Of course some of Lehrer's songs sound tame by 2009 standards, especially since he never uses those fancy four-letter words to make his point. Still many songs from these albums are as politically incorrect and borderline tasteless today as they were in the 1950s. Perhaps Lehrer's most infamous song, "I Got It From Agnes" is a lovely paean to venereal disease without actually calling it out by name, a frolicking piano line used to tell a curiously upbeat tale of how "it" was spread. Written years before the advent of HIV and AIDS, the song is now both grimly and uncomfortably humorous; in two consecutive lines, Lehrer manages to tie its spread to incest and bestiality: "Max got it from Edith, who gets it every spring/ She got it from her daddy who just gives her everything/ She then gave it to Daniel/ whose spaniel has it now..." If "Agnes" doesn't make modern listeners squirm, "I Hold Your Hand in Mine" and "Poisoning Pigeons in the Park" likely will, the former song a heartwarming tale of a murderous necrophiliac who just can't let that special woman go, the latter a sprightly ditty about, well, poisoning pigeons in the park. Of course Lehrer isn't serious in this song - one hopes - but its humor is of the blackest kind and likely to offend those who can't accept it as comedy. "We'll murder them all amid laughter and merriment/ Except for the few we take home to experiment/ My pulse will be quickenin'/ With each drop of strychnine/ We need to a pigeon/ It just takes a smidgen," Lehrer says in a forced rhyme scheme, its narrator growing excited as the birds drop. If you ever want to gauge someone's sense of humor, play them these three songs and see what type of reaction you get.

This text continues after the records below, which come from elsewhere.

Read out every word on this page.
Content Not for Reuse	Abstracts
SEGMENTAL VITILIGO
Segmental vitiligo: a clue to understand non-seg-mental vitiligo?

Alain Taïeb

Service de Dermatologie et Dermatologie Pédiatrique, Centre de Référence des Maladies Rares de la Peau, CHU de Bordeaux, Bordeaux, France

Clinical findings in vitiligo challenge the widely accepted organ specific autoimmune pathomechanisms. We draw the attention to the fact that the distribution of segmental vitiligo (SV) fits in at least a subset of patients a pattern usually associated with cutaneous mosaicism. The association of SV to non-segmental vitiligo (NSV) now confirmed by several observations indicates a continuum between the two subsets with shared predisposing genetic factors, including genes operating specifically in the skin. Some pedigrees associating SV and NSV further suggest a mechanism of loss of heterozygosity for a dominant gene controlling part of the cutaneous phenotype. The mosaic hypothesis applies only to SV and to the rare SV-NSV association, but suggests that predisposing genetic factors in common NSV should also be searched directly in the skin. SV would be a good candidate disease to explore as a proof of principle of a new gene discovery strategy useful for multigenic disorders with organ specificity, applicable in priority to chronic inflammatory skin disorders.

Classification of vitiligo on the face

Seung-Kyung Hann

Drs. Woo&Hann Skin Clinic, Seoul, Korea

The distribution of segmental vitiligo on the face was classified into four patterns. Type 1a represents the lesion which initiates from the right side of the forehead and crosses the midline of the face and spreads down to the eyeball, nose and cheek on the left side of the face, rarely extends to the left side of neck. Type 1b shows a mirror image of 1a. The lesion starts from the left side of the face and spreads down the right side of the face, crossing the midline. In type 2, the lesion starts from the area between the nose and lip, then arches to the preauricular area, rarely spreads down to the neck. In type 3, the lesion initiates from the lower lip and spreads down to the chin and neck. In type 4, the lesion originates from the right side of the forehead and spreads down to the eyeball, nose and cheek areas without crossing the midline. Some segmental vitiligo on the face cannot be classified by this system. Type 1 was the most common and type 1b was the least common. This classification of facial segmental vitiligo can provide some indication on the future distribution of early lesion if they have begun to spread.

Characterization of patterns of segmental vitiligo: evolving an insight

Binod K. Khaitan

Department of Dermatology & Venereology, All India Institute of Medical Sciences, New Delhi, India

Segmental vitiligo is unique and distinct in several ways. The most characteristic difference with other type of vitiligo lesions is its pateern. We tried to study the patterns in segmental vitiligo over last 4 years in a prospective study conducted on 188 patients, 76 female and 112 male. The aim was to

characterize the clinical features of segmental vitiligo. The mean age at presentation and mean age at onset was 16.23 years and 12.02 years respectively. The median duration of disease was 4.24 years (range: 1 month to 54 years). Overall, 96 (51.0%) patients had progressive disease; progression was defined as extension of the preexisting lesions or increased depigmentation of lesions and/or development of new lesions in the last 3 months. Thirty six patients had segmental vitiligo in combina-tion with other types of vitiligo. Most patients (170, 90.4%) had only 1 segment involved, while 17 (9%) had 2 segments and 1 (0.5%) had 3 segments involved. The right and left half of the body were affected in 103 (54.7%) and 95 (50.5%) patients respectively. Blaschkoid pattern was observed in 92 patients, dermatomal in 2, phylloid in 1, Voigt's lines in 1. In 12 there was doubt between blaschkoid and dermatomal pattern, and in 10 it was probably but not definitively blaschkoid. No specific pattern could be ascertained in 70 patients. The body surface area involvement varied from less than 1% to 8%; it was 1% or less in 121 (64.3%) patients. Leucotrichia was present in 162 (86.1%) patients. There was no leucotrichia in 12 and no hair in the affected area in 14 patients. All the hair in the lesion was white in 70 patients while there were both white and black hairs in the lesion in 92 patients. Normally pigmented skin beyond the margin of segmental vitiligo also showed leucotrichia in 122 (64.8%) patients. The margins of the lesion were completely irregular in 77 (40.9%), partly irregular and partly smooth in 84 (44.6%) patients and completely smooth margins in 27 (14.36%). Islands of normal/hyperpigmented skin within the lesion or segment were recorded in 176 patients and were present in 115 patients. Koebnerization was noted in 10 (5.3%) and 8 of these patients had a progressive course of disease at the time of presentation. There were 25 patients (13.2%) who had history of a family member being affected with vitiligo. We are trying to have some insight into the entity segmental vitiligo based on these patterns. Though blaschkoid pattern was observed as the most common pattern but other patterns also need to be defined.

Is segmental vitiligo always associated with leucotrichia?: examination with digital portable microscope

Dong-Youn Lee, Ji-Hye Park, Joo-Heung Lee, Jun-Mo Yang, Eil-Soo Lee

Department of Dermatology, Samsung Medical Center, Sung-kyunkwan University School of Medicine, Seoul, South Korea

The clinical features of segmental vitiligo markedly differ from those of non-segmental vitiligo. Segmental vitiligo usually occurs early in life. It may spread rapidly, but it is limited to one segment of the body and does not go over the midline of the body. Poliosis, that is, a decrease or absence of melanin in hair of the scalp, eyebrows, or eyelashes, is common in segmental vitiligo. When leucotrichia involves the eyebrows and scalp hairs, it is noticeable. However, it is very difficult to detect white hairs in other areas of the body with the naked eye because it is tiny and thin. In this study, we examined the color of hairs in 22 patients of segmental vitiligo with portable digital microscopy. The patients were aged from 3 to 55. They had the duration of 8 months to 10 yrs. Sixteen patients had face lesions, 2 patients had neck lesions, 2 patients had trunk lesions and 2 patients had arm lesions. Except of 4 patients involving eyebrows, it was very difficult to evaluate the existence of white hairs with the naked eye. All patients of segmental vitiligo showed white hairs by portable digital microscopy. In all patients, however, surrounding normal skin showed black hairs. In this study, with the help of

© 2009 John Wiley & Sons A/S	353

Lehrer essentially took topics that most people were uptight about and pointed out their inherent absurdities; put into a modern perspective, his lighthearted yet keenly observant approach to social commentary wouldn't be out of place on The Daily Show. In many ways no topic was safe from Lehrer's wit on his first two albums, with Lehrer singing about serious subjects without taking them too seriously. Sanctimonious folk music is lampooned in "Irish Ballad," with Lehrer sporting a truly heinous Irish accent as his macabre tale of a psychotic little girl unfolds; "Old Dope Peddler" plays like a loving if sarcastic tribute to the entrepreneurial spirit; "Elements" simply sets the names on the periodic table to the tune of Gilbert and Sullivan's "Major-General's Song" and manages to suggest that it doesn't take much to appear educated; "Christmas Carol" anticipated that holiday's crass consumerism decades before such sentiments became in vogue. Though in recent years Lehrer has maintained that his songs amounted to little more than "titillating the converted," with only an average voice and decent piano skills he managed to humorously comment on nearly every mundane detail of life. His songs suggest that, despite the intervening years between the 1950s and today, certain aspects of the country haven't changed much - Lehrer's liars, cheaters, perverts, smut pushers and raging racists are still around - and that no aspect of life is off limits for being mocked or satirized.